Factors Affecting Post Caesarean Pain Intensity among Women in the Northern Peninsular of Malaysia IC07-IC11
Dr. Hanan Hussein Jasim,
Postgraduate Student, Department of Clinical Pharmacy, School of Pharmaceutical Sciences, University Science, Malaysia.
Introduction: Caesarean section (CS) rate has increased considerably during the past years, accounting for 15% to 25% of births. During post-CS period, moderate to severe postoperative pain is a regularly reported problem. Ideally, the intensity of postoperative pain should be predicted so as to customize analgesia.
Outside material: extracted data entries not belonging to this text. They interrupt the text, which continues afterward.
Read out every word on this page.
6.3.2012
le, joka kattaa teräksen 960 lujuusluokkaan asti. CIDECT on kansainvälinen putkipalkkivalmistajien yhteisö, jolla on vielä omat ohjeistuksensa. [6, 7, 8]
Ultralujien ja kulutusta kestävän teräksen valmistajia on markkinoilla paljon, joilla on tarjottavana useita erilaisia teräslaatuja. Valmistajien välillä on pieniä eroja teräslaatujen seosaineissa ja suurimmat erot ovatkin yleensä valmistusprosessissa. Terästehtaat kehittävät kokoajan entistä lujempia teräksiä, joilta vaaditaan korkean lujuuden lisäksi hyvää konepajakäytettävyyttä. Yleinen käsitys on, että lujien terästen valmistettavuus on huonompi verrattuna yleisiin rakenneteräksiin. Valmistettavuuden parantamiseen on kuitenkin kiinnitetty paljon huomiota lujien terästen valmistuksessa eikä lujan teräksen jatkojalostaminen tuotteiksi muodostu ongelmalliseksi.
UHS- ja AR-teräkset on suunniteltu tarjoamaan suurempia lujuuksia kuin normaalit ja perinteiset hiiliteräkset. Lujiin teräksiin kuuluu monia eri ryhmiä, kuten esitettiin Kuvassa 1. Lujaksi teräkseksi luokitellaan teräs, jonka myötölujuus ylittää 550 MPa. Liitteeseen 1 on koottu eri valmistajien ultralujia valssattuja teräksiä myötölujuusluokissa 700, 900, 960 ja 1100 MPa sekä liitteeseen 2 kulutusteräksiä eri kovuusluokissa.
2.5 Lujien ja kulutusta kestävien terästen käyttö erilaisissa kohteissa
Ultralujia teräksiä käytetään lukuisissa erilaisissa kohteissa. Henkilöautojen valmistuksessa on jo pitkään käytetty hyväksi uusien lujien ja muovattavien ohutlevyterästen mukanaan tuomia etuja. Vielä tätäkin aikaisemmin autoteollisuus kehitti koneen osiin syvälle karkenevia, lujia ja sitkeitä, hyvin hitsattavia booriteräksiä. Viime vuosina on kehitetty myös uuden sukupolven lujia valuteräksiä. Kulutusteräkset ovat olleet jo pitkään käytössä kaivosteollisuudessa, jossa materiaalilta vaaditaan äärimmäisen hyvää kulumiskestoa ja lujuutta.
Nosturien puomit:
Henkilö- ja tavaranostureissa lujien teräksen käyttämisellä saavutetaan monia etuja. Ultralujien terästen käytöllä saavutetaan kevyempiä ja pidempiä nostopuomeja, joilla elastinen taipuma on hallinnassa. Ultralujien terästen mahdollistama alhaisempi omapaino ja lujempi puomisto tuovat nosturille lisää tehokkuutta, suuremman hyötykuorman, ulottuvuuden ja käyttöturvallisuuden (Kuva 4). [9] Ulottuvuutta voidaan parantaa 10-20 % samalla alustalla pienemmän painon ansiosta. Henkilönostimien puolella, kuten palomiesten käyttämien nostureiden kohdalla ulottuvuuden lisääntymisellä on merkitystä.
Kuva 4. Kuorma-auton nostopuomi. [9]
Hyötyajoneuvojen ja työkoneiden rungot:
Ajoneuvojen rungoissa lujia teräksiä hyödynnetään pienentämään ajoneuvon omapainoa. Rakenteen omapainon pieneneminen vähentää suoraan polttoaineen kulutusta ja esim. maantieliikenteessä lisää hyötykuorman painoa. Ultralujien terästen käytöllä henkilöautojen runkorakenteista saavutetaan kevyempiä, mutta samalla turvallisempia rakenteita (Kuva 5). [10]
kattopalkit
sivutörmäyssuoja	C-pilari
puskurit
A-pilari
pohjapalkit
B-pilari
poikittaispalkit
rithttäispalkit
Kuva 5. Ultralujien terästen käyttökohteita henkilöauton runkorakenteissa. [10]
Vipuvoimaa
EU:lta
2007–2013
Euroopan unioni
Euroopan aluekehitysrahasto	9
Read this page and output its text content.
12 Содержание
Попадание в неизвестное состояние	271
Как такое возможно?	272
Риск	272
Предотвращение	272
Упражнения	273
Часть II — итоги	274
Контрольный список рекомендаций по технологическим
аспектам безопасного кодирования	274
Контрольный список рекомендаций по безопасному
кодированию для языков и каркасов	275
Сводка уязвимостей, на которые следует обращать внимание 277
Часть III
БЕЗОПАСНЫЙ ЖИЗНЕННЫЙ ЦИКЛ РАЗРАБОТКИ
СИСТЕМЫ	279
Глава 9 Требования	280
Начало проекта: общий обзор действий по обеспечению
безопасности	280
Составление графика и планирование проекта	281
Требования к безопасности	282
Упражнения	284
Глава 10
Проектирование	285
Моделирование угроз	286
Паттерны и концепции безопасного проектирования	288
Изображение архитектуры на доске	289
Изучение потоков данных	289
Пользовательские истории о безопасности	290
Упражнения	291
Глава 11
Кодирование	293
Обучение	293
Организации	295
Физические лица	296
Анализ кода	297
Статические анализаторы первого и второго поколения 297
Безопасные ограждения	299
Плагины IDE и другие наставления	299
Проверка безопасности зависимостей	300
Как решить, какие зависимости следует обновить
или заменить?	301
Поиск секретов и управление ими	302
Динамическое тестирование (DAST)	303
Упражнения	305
Aim: To document the CS rate, assess the pain intensity and preoperative factors that may predict post caesarean pain among women in the Obstetric unit of a Hospital Pulau Pinang in Malaysia.
Materials and Methods: A retrospective chart review of 400 caesarean deliveries was conducted between January 2013 and June 2014. The study encompassed patient’s demographic data and obstetrics data. The overall pain scores since the time of surgery (2, 4, 8, 12, 24 and 48 hours postoperatively at rest and while moving) were assessed by visual analogue scale (VAS). The data were analyzed by using SPSS software (version 21.0 for Windows).
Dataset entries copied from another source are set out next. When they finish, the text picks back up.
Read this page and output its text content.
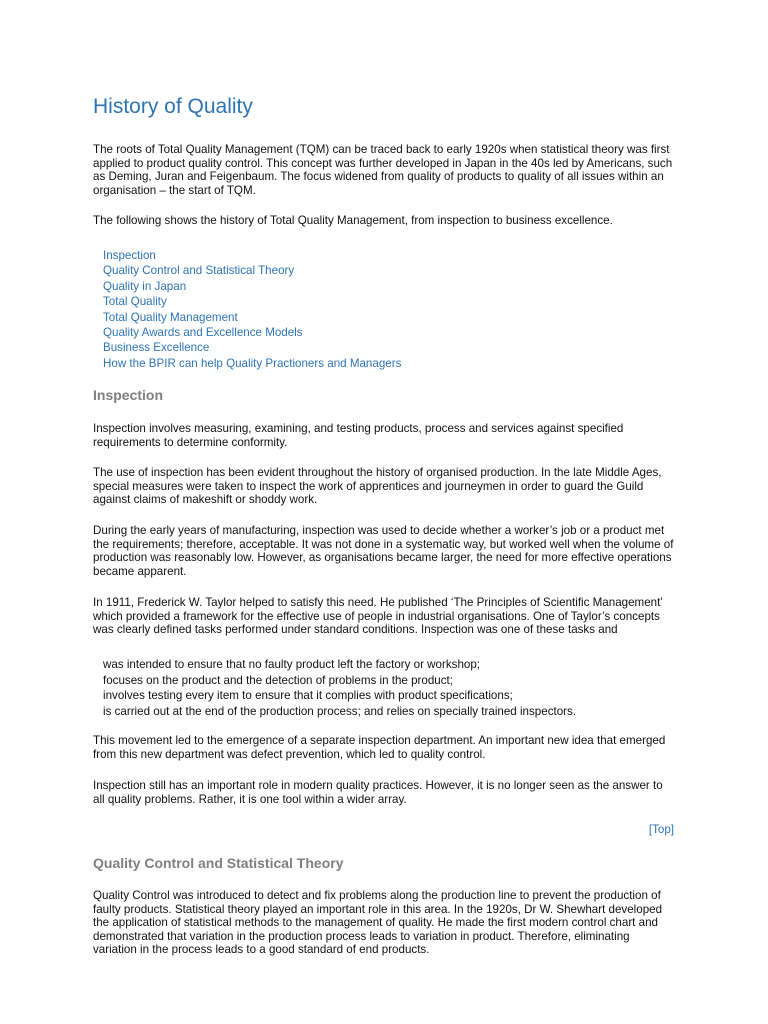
History of Quality

The roots of Total Quality Management (TQM) can be traced back to early 1920s when statistical theory was first
applied to product quality control. This concept was further developed in Japan in the 40s led by Americans, such
as Deming, Juran and Feigenbaum. The focus widened from quality of products to quality of all issues within an
organisation – the start of TQM.

The following shows the history of Total Quality Management, from inspection to business excellence.

Inspection
Quality Control and Statistical Theory
Quality in Japan
Total Quality
Total Quality Management
Quality Awards and Excellence Models
Business Excellence
How the BPIR can help Quality Practioners and Managers
Inspection

Inspection involves measuring, examining, and testing products, process and services against specified
requirements to determine conformity.

The use of inspection has been evident throughout the history of organised production. In the late Middle Ages,
special measures were taken to inspect the work of apprentices and journeymen in order to guard the Guild
against claims of makeshift or shoddy work.

During the early years of manufacturing, inspection was used to decide whether a worker’s job or a product met
the requirements; therefore, acceptable. It was not done in a systematic way, but worked well when the volume of
production was reasonably low. However, as organisations became larger, the need for more effective operations
became apparent.

In 1911, Frederick W. Taylor helped to satisfy this need. He published ‘The Principles of Scientific Management’
which provided a framework for the effective use of people in industrial organisations. One of Taylor’s concepts
was clearly defined tasks performed under standard conditions. Inspection was one of these tasks and

was intended to ensure that no faulty product left the factory or workshop;
focuses on the product and the detection of problems in the product;
involves testing every item to ensure that it complies with product specifications;
is carried out at the end of the production process; and relies on specially trained inspectors.

This movement led to the emergence of a separate inspection department. An important new idea that emerged
from this new department was defect prevention, which led to quality control.

Inspection still has an important role in modern quality practices. However, it is no longer seen as the answer to
all quality problems. Rather, it is one tool within a wider array.

[Top]
Quality Control and Statistical Theory

Quality Control was introduced to detect and fix problems along the production line to prevent the production of
faulty products. Statistical theory played an important role in this area. In the 1920s, Dr W. Shewhart developed
the application of statistical methods to the management of quality. He made the first modern control chart and
demonstrated that variation in the production process leads to variation in product. Therefore, eliminating
variation in the process leads to a good standard of end products.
Results: The results demonstrate that within a 48 hours postoperative period, the average pain at rest and while moving was 0.40±0.013 and 0.83±0.017 (VAS score), respectively. Logistic regression identified that a higher BMI (=30) (OR 1.056; 95% CI=1.003 to 1.113, p=0.04), an increase in operation time (> 60 minutes) (OR 1.009; 95% CI=1.000 to 1.018, p=0.049), Single women (OR 11.597; 95% CI=1.382 to 97.320, p=0.024), blood group type O (OR 1.857; 95% CI=0.543 to 2.040, p = 0.001) and general anesthesia (OR 3.689; 95% CI=1.653 to 8.232, p=0.001) were found to be independent predictors for postcaesarean pain intensity.
Conclusion: This study concluded that CS rate is 28% among women in the obstetric unit of a Hospital Pulau Pinang and the pain experienced by the study participants was mild. Moreover, the predictive factors for pain intensity may aid in identifying patients at greater risk for postoperative pain. This study concluded that the predictive methods proposed may aid in identifying patients at greater risk for postoperative pain.